The following rules and guidelines are currently in place as of the publishing of this post. We will do our best to keep this post updated as changes are made. The easiest way to break this down will be by Loan Type. As always, if you have specific questions please email or phone us.

CONVENTIONAL FINANCING

  Currently there is a SEVEN year waiting period for borrowers with a Foreclosure on their credit to qualify for Conventional (non-Government) loan programs. The seven years are calculated from the date ownership was transferred. This would be the date that the new Deed was filed showing that the Lender/Bank officially owned the property.

  For those borrowers that had experienced an “Extenuating Circumstance” the timeline is reduced to THREE years. The definition of an Extenuating Circumstance is “ Non-Recurring and was beyond the applicants control which resulted in a sudden, significant and prolonged reduction in income or a catastrophic increase in financial obligations.” Divorce and the impact of the economy are generally not acceptable reasons. I say generally because in some situations a case can be made.

  For those borrowers that are past the Seven or qualify for the Three year waiting period; re-establishing credit is mandatory. Here are the points to keep in mind:

       Credit must be up to date as of the date of application
       Minimum of 4 Credit References open for 24 months
                1 Must be a Traditional Credit Source – ie: Credit Card or Car Payment
                1 Must be Housing Payment – ie: Rent
                2 References may be Non-Traditional – ie: Auto Insurance or Cell Phone
       No more than two 30 Day Late payment over the past 24 months
       No Late Housing/Rent Payments since the date of Foreclosure
       No New Judgments, collections, garnishments, liens or foreclosures since Foreclosure


FHA FINANCING

  Currently there is a THREE year waiting period for borrowers with a Foreclosure on their credit to qualify for FHA loan programs. The three years are calculated from the date ownership was transferred. This would be the date that the new Deed was filed showing that the Lender/Bank officially owned the property.
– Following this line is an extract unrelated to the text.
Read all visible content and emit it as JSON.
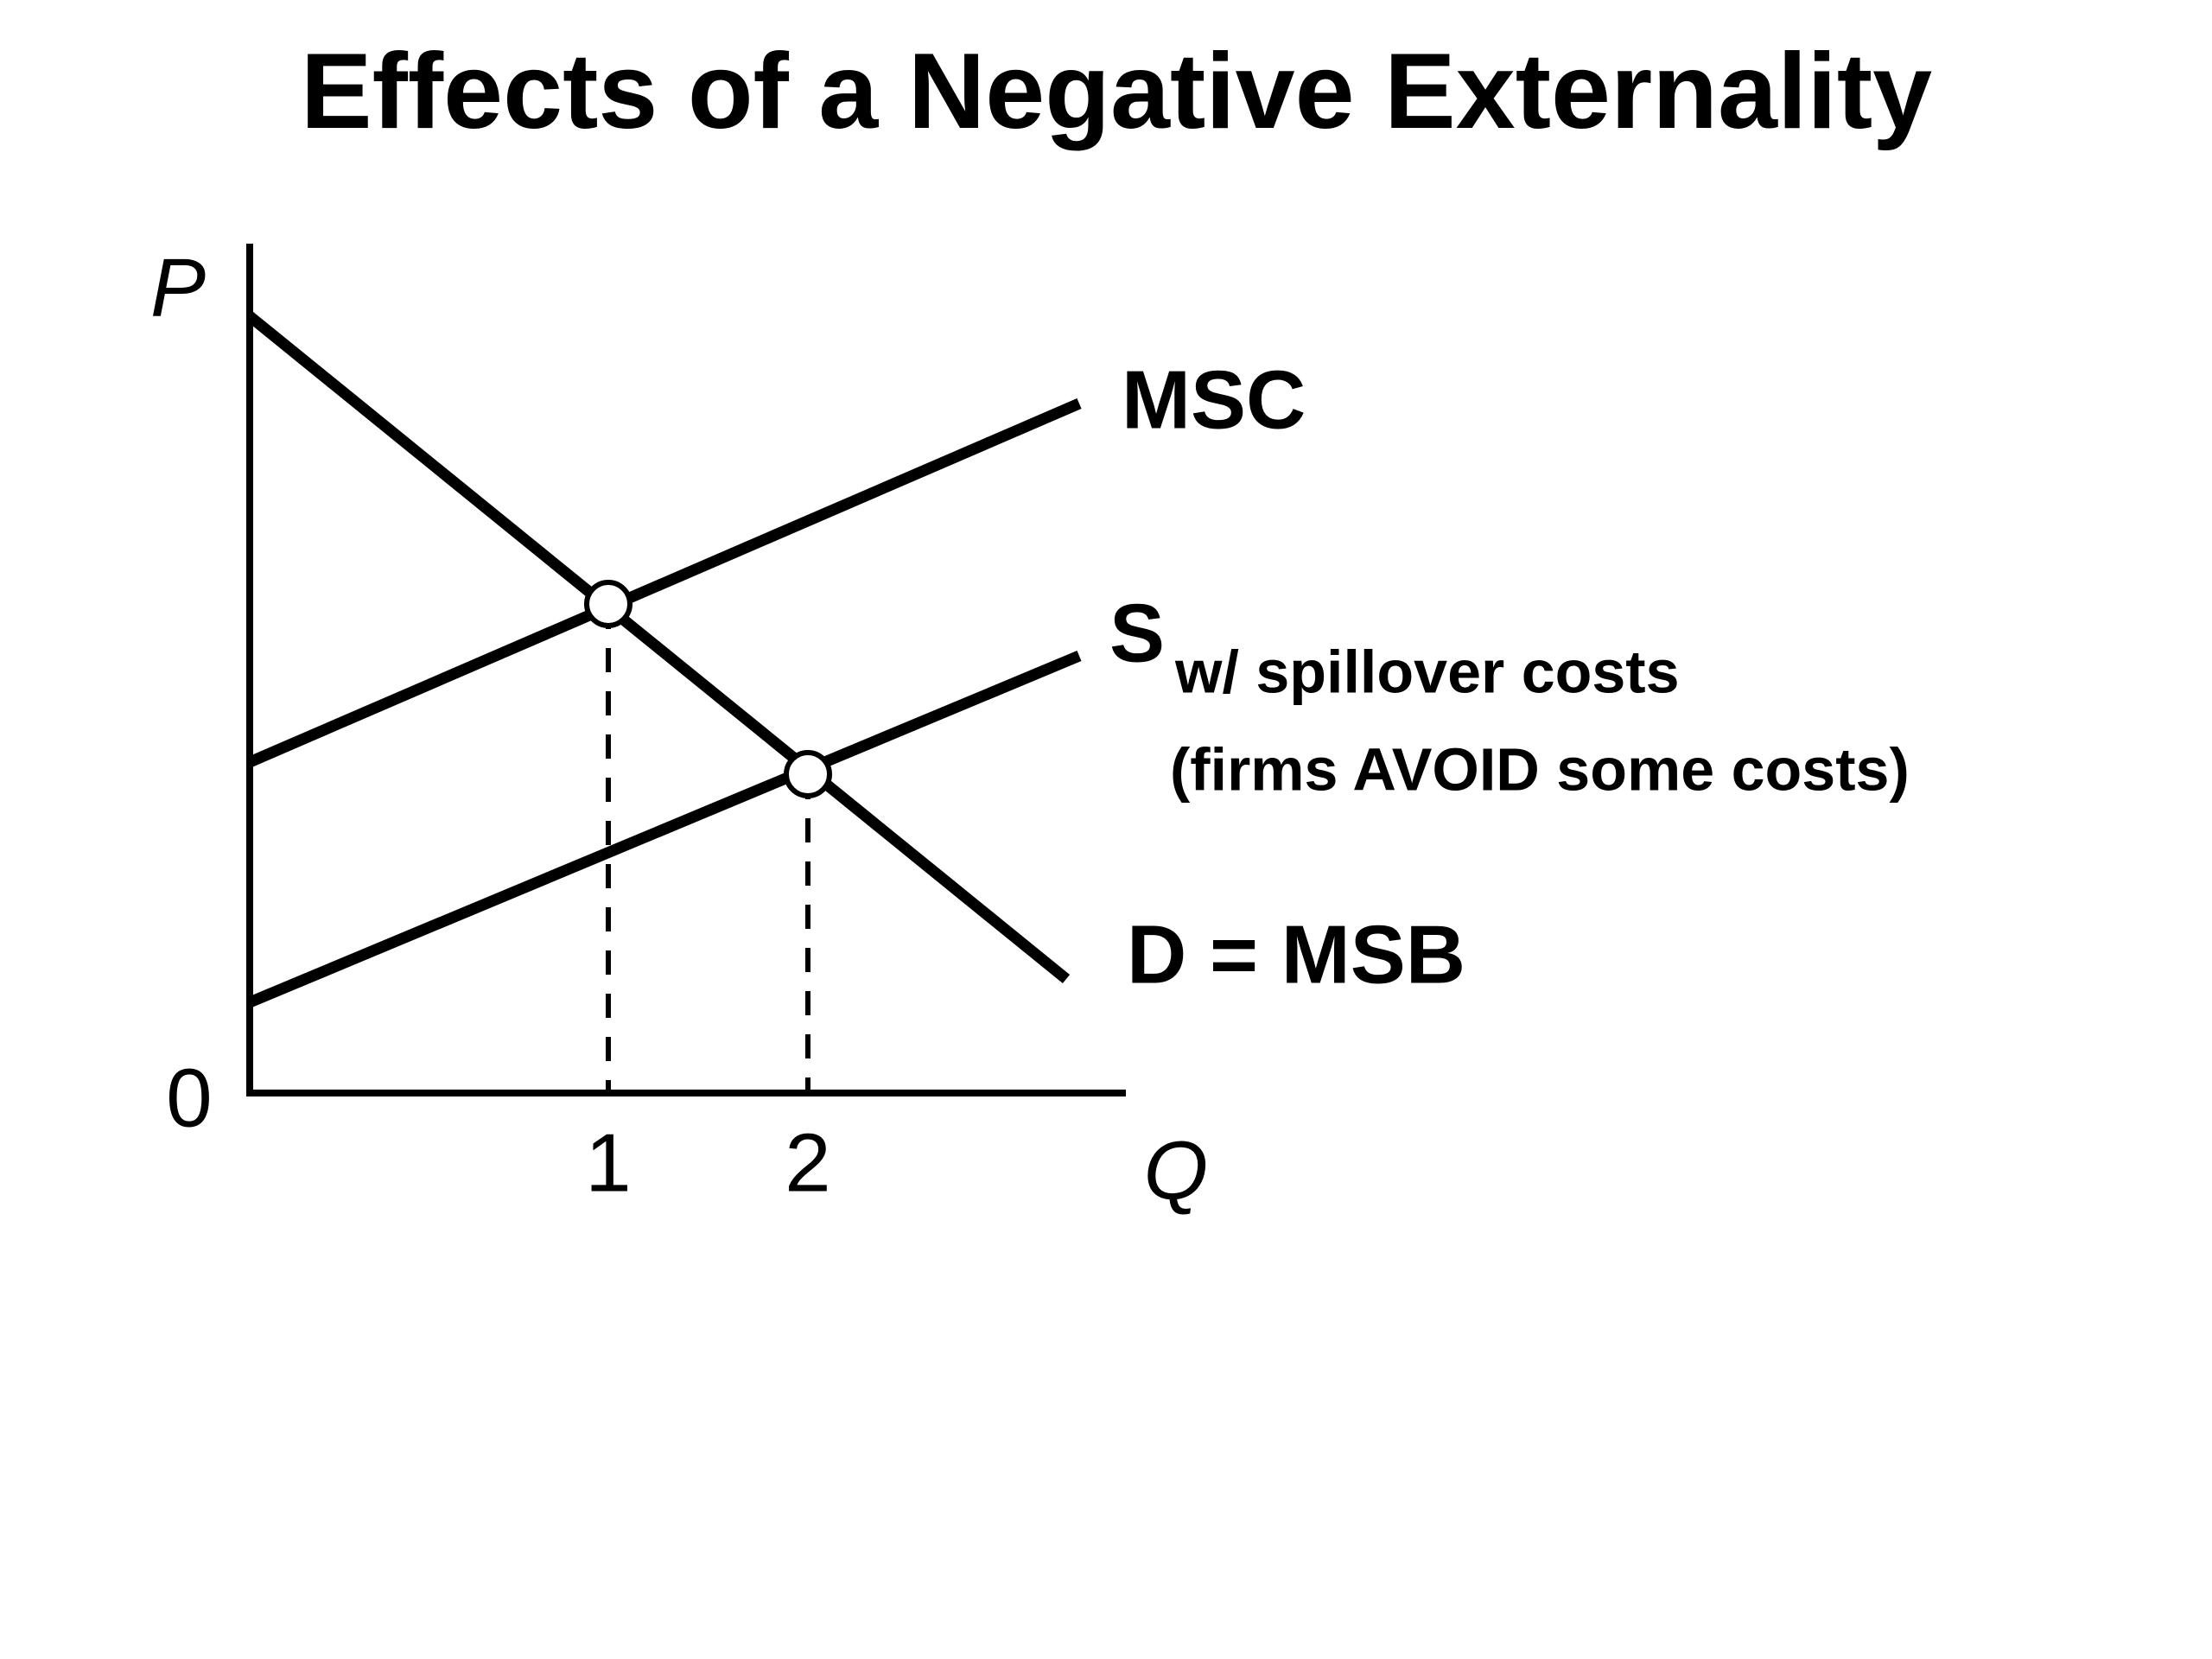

    For those borrowers that had experienced an “Extenuating Circumstance” an exception can be granted at any time within the Three year waiting period. For FHA, Extenuating Circumstance includes “serious illness or death of a household wage earner, but does not include the inability to sell the house due to a job transfer or relocation to another area.”

  The re-establishment of credit is necessary for borrower within the Three year waiting period.


VA FINANCING

   With VA guidelines the existence of a previous foreclosure does not disqualify the loan by itself. However, it has been our experience, that qualifying within 24 months has been difficult to accomplish. The VA has the following rules for qualifying inside the 24 month window:

    Applicant or Spouse has re-established credit since the date of Foreclosure
    and can show that the foreclosure was caused by extenuating circumstances
    beyond their control.

    Divorce is not generally viewed as being beyond the control of the applicant or spouse


  We hope you found this easy to understand. While it is as complete as possible in this format, there are other nuances that need to be taken in to consideration. We are happy to answer any specific questions you may have or assist you in obtaining financing.



1 comment:

  1. Excellent article!

    I know for a fact that there is a lot of confusion out there regarding this topic and you have succinctly cleared it up.